Business Valuations and Fairness Opinions are used to initially independently determine if an ESOP is feasible for a company, and subsequently to establish the worth of a company for ESOP purposes.
- Qualified Plan governed by ERISA.
- Required to be invested primarily in the sponsoring employer securities.
- May be used as a corporate finance technique.
- Often used as an exit strategy for a retiring shareholder. The ability for the ESOP to incur debt and the ability for the selling shareholder to reinvest the proceeds on a tax deferred basis is very attractive.
- Creates a market for the stock of a closely held company and make the purchase of that stock a pretax (deductible) expense.
- IRC 1042
- Rollover – Allows the seller of stock to reinvest the proceeds from the sale in qualified replacement securities (conditioned on a sale of at least 30% of the company’s outstanding stock and that the reinvestment occur in the next 12 to 15 months).
- A bank or other lender funds the transaction in order to take advantage of IRC 1042.
- Must satisfy the Department of Labor and the Internal Revenue Service.

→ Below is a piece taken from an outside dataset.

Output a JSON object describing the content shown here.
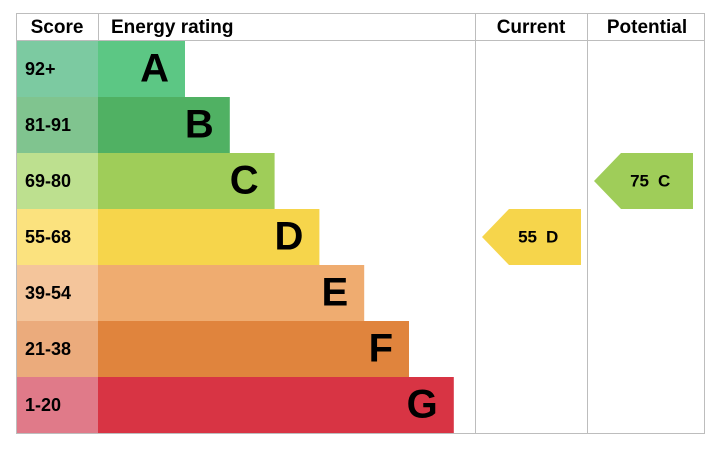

- ESOP specific considerations –
- Adequate consideration
- The effects of leverage and the treatment of debt
- Fair compensation
- Repurchase liability
- Mandatory put option
- Lack of marketability
- Control and minority interests
- Marketability issues
- Using non-voting shares
- Tax deductibility of ESOP contributions
In addition to the employee benefits for all employees, ESOPs are often regarded as the most effective and efficient method for business owners to transfer ownership of closely-held companies. [ESOP = (A) Tax deferred sale of company shares + (B) tax deductible principal loan repayment = (C) happy employees.]